Alex, who shares her music on YouTube and one day hopes to work professionally in opera and theatre, says she still feels a deep connection to Australia and plans to return as soon as the pandemic and her personal circumstances allow.

“My music and what I write in part is deeply connected to Australia,” she says. “I’m currently planning a symphony around the mythos of Australia and it’s brought me deeply back to what I grew up with – the Dreamtime and the countryside.

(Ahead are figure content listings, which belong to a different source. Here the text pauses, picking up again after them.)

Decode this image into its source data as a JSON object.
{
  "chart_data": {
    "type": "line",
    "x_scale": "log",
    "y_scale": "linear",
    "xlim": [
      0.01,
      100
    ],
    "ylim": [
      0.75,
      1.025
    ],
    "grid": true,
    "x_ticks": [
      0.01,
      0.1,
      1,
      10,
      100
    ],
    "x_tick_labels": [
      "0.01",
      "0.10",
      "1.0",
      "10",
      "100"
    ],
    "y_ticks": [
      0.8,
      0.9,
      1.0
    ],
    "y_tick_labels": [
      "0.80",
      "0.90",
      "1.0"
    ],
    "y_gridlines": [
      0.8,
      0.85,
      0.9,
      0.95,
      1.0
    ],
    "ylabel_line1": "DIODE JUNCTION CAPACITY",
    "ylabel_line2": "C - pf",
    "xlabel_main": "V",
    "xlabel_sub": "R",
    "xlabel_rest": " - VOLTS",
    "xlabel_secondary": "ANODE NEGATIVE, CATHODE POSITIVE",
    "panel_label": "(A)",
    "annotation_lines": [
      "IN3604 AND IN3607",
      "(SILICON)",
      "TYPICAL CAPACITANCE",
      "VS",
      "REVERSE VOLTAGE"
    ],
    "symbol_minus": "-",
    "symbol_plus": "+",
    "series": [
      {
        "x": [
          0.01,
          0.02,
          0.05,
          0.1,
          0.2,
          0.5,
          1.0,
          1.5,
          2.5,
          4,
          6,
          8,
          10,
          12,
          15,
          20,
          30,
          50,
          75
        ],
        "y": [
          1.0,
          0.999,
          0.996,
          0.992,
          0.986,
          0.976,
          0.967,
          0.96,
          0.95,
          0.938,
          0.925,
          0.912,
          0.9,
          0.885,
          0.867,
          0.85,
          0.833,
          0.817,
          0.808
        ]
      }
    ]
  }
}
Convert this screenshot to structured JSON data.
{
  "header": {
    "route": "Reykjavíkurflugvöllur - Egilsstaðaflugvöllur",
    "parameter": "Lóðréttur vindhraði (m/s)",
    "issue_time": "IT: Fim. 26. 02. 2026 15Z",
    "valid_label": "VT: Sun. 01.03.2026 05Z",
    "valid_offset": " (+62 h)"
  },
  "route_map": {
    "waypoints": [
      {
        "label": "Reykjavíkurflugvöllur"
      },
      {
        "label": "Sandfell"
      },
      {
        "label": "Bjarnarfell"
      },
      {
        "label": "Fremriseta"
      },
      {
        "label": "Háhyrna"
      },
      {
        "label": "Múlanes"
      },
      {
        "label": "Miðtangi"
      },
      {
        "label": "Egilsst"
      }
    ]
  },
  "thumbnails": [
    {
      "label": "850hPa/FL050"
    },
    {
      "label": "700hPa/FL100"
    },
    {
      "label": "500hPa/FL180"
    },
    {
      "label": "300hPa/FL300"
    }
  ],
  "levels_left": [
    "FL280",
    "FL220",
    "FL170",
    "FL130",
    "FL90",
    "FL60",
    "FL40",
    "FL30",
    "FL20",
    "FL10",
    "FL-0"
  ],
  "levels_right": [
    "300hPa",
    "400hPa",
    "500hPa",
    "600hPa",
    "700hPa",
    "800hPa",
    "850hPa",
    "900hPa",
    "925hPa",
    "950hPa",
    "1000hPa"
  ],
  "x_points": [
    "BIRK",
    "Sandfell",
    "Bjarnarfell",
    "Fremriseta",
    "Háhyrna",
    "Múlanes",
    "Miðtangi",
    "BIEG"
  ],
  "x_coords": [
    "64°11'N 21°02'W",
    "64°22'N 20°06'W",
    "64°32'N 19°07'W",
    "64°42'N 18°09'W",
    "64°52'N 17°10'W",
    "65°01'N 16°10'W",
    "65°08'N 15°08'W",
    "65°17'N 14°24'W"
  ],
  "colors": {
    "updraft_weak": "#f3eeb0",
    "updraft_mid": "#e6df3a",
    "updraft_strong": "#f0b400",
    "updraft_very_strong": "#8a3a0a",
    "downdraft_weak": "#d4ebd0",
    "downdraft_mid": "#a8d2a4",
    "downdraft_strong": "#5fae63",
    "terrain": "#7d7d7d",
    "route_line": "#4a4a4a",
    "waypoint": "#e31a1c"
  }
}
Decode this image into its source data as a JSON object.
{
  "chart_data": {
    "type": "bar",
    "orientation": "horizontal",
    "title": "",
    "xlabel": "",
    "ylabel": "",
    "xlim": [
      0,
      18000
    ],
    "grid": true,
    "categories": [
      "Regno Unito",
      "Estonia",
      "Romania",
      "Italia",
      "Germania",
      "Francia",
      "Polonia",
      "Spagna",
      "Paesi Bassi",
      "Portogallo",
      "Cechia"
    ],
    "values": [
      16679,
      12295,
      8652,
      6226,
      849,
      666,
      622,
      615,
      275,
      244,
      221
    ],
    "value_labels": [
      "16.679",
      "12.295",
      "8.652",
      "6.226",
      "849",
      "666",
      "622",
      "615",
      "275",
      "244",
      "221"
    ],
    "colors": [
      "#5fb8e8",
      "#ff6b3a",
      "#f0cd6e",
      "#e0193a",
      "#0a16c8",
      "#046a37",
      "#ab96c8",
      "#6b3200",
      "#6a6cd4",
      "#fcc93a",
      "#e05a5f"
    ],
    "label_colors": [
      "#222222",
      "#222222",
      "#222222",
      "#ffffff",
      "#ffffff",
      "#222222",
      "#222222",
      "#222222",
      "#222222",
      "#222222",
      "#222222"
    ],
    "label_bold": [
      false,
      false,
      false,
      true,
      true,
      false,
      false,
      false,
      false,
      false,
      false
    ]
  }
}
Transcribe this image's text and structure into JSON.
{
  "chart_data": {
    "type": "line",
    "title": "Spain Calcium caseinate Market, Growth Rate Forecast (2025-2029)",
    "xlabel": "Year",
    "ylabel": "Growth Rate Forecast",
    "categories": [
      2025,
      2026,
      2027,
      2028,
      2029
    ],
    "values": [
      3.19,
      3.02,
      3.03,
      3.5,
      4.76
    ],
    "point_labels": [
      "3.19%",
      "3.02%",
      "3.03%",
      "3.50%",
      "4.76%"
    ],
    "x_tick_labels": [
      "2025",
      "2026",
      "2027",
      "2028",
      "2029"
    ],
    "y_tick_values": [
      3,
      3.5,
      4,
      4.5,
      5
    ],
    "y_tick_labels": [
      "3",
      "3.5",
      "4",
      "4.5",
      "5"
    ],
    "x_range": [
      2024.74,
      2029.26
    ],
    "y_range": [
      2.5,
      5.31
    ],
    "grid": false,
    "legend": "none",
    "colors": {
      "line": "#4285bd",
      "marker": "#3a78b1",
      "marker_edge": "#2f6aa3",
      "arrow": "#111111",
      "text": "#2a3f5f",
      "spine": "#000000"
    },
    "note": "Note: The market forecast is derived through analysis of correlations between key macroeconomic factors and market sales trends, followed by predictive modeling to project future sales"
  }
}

It’s always going to be home for me.”

Alex says a large part of that close connection to Australia is the ‘life-changing’ treatment she received at Brain Care.

“Brain Care don’t just give you neurofeedback and therapy, they literally become like family to you,” she says. “I’ve never noticed that with other psychologists or psychiatrists before, and I think that kind of treatment is wonderful because you’re not just treating the patient like a test subject or guinea pig. With Brain Care, they literally take it to the level where they want to help you every step of the way. Without that little bit of empathy and the deepest form of kindness that they have, I think it would have been completely clinical and impersonal, but it’s not. That’s what makes them great, and gives them that edge in the field.”